Don’t know how to act around people with disabilities? Relax; a person with a disability is more like you than they are different! Individuals with disabilities are just normal, everyday people who live with various challenges.
At PRIDE Industries, where two out of three employees are people with disabilities, even new employees can feel unsure at first. Here are a few tips to help you be more comfortable and communicate more effectively. Don’t let fear and uncertainty keep you from getting to know people with disabilities. Most importantly, remember that a person with a disability is an individual first.
Use common sense
When in doubt, resort to the Golden Rule; treat others as you would want to be treated. If you don’t know what to say, or how to act, use common sense and think about how you would want to be treated and you will probably be just fine!
Use people-first language
This one is easy; always emphasize the person first in your conversations. Say “person with a disability” rather than “a disabled person.” Avoid terms that disempower people or have negative meanings like “handicapped,” “wheelchair-bound,” “crippled,” etc. For specific disabilities, saying “person with Tourette syndrome” or “person who has cerebral palsy” is usually a safe bet. Still, individuals do have their own preferences. If you are not sure what words to use, just ask.
Respect the person’s privacy
As you would with anyone, refrain from asking private questions which would otherwise be inappropriate.
Communicate with the person
Always speak directly to the person with a disability rather than through a companion or colleague.
Be considerate and patient, but not patronizing
Be patient if a person requires more time to communicate, to walk, or to accomplish various tasks. Don’t be patronizing. There’s no need to pretend to understand if you did not; instead, repeat what you have understood and allow the person to respond.
Ask before you help
Don’t assume that people need help simply because they have a disability. If the setting is accessible, people with disabilities can usually get around fine. People with disabilities want to be as independent as they can. If you offer assistance, wait until the offer is accepted.

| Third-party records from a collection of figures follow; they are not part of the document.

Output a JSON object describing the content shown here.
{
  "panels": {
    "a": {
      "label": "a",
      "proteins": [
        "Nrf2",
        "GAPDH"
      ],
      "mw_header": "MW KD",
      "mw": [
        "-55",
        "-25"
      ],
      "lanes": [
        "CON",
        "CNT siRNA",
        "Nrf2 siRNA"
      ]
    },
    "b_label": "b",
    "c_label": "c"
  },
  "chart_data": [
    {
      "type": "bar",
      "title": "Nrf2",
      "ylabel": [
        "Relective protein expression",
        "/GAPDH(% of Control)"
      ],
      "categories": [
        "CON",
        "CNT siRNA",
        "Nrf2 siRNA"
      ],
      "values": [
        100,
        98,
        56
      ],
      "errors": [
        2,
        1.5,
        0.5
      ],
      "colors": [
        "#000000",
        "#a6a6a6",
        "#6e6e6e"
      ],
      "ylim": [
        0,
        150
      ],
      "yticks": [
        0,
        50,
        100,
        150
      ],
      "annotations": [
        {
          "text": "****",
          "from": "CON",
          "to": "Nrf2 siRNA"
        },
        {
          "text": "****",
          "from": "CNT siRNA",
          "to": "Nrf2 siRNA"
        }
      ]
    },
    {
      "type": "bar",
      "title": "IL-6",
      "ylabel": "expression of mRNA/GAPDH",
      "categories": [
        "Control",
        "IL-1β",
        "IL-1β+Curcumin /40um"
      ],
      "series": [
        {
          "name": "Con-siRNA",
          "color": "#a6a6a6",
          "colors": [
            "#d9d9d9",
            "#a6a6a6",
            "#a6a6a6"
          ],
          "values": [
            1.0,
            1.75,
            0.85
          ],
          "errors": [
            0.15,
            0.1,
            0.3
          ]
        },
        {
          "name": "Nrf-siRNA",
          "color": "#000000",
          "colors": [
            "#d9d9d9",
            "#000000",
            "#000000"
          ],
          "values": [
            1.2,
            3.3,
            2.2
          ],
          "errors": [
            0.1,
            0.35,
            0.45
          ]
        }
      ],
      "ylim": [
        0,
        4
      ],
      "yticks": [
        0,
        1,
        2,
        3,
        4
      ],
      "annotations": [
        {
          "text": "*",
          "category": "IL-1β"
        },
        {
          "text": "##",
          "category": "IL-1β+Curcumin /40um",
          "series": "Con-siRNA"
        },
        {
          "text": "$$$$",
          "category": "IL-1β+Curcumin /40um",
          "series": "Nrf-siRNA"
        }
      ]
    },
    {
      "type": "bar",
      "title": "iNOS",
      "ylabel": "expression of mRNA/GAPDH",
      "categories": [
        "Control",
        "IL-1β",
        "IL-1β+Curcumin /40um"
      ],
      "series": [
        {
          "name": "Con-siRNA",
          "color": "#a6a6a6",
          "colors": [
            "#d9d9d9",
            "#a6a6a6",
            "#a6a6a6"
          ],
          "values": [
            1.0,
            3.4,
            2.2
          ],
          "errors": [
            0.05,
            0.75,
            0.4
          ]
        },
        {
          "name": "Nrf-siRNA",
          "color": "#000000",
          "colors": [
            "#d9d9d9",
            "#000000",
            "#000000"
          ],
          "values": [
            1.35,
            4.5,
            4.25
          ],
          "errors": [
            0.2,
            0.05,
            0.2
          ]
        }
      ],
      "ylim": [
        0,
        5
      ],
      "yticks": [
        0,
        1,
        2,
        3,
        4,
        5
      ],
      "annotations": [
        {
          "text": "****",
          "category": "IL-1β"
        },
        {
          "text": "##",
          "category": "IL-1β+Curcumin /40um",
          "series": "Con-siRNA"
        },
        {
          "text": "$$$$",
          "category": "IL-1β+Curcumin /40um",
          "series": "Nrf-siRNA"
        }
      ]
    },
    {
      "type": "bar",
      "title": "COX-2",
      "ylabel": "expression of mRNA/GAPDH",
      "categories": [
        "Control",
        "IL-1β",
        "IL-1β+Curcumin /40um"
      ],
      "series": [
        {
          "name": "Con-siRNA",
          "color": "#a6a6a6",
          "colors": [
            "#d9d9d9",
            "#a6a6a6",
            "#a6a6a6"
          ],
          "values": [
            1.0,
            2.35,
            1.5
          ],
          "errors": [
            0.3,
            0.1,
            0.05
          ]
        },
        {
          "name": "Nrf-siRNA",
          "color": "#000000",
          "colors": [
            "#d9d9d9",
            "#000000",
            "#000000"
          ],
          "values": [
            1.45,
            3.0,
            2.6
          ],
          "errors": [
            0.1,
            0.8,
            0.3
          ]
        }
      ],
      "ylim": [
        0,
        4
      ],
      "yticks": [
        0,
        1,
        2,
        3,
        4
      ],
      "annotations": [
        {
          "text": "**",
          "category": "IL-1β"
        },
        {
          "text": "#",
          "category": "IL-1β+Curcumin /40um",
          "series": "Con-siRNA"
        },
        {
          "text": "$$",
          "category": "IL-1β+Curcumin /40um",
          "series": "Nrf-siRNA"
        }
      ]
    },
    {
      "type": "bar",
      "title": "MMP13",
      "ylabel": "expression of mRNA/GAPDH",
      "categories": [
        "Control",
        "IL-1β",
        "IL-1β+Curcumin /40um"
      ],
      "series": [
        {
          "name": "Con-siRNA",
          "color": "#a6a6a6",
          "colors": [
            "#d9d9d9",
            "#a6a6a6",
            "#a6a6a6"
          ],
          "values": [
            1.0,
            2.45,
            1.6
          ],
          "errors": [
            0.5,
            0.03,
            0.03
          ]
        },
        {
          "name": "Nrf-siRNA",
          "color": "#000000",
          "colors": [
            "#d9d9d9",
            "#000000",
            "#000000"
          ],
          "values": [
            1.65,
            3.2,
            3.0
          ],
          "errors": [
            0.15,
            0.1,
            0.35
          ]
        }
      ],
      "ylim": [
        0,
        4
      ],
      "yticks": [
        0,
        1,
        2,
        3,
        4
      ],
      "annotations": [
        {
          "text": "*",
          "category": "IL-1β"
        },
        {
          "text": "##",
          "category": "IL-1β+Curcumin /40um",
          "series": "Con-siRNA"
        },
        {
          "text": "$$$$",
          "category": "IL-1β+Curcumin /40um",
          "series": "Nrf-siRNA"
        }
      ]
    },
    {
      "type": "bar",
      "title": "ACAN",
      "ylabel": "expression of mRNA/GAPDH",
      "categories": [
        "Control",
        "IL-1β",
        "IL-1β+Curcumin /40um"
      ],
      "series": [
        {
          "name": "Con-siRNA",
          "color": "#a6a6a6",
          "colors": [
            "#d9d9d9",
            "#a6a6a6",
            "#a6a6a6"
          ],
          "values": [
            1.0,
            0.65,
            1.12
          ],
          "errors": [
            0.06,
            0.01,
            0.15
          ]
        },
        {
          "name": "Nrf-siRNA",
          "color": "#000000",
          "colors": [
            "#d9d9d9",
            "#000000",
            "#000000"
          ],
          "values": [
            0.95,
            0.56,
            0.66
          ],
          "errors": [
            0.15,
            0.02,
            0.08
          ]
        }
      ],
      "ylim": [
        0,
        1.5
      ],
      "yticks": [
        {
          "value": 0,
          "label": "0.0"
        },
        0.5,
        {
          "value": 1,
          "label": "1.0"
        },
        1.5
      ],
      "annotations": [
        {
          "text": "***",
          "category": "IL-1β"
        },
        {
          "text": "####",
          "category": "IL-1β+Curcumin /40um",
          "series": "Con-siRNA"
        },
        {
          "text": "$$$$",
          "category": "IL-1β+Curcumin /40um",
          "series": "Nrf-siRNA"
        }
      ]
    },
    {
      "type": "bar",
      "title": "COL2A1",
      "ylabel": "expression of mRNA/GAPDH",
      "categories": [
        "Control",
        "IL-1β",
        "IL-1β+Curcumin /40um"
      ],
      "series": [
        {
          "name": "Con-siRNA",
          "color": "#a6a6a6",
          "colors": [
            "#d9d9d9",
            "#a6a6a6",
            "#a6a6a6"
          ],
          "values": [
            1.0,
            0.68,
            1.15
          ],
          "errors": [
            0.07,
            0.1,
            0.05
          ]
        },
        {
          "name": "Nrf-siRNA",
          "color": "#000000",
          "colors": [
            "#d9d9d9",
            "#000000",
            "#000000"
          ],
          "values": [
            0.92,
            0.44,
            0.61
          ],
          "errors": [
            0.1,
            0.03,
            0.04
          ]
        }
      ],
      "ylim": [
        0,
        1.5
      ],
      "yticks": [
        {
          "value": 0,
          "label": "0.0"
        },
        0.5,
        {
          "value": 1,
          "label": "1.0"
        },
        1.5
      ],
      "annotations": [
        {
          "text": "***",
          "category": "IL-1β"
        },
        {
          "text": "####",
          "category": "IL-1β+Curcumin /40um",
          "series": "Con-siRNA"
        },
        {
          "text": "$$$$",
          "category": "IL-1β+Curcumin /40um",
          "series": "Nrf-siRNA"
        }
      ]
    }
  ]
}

Then listen and ask for instructions.
Be sensitive about physical contact
Wheelchairs, walkers, canes and other mobility equipment should be treated as an extension of that person’s personal space. If you are assisting someone, always ask where the best place is to touch them or their equipment, as people with disabilities usually have some degree of decreased balance and coordination.
Clearly introduce or identify yourself
Give a person with a visual disability verbal information about the things that are visually obvious to those who can see. For a person with a hearing disability, tap the individual on the shoulder or wave your hand to get their attention. Look directly at the person and speak clearly, slowly and expressively to establish if the person can read lips.
Be yourself. Don’t be embarrassed if you use common expressions such as “see you later” or “did you hear about this” that seem to relate to the person’s disability. And remember, it is OK to ask questions when you are unsure of what to do.